Affective brain-computer interface (aHMI) is a direct communication pathway between human brain and machine, via which the machine tries to recognize the affective states of its user and respond accordingly. As aHMI introduces personal affective factors into human-computer interactions, it could potentially enrich the user’s experience during the interaction with a computer.
Successful emotion recognition plays a key role in such a system. The state-of-the-art aHMIs leverage machine learning techniques which consist in acquiring affective electroencephalogram (EEG) signals from the user and calibrating the classifier to the affective patterns of the user. Many studies have reported satisfactory recognition accuracy using this paradigm. However, affective neural patterns are volatile over time even for the same subject. The recognition accuracy cannot be maintained if the usage of aHMI prolongs without recalibration. Existing studies have overlooked the performance evaluation of aHMI during long-term use.
We propose a dataset which includes multiple recording sessions spanning across several days for each subject.
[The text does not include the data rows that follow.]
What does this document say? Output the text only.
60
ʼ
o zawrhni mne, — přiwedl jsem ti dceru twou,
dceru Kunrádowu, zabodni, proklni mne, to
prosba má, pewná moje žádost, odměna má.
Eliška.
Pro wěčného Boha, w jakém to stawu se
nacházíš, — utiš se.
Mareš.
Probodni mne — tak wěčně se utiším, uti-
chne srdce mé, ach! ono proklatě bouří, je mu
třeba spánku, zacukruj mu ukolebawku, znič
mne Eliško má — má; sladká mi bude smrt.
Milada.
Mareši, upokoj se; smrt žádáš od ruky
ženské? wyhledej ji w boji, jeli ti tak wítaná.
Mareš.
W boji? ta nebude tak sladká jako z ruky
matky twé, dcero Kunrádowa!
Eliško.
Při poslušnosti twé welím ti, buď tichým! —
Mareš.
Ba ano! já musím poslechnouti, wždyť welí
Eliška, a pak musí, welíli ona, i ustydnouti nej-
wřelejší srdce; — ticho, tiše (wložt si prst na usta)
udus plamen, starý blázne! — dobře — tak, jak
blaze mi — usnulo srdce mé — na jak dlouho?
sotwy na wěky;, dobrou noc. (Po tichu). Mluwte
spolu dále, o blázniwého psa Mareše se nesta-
Multiple sessions across different days were recorded so that the long-term recognition performance of aHMI can be evaluated. Based on this dataset, we demonstrate that the recognition accuracy of aHMIs deteriorates when re-calibration is ruled out during the long-term usage. Then, we propose a stable feature selection method to choose the most stable affective features, for mitigating the accuracy deterioration to a lesser extent and maximizing the aHMI performance in the long run.
We invite other researchers to test the performance of their aHMI algorithms on this dataset, and especially to evaluate the long-term performance of their algorithms.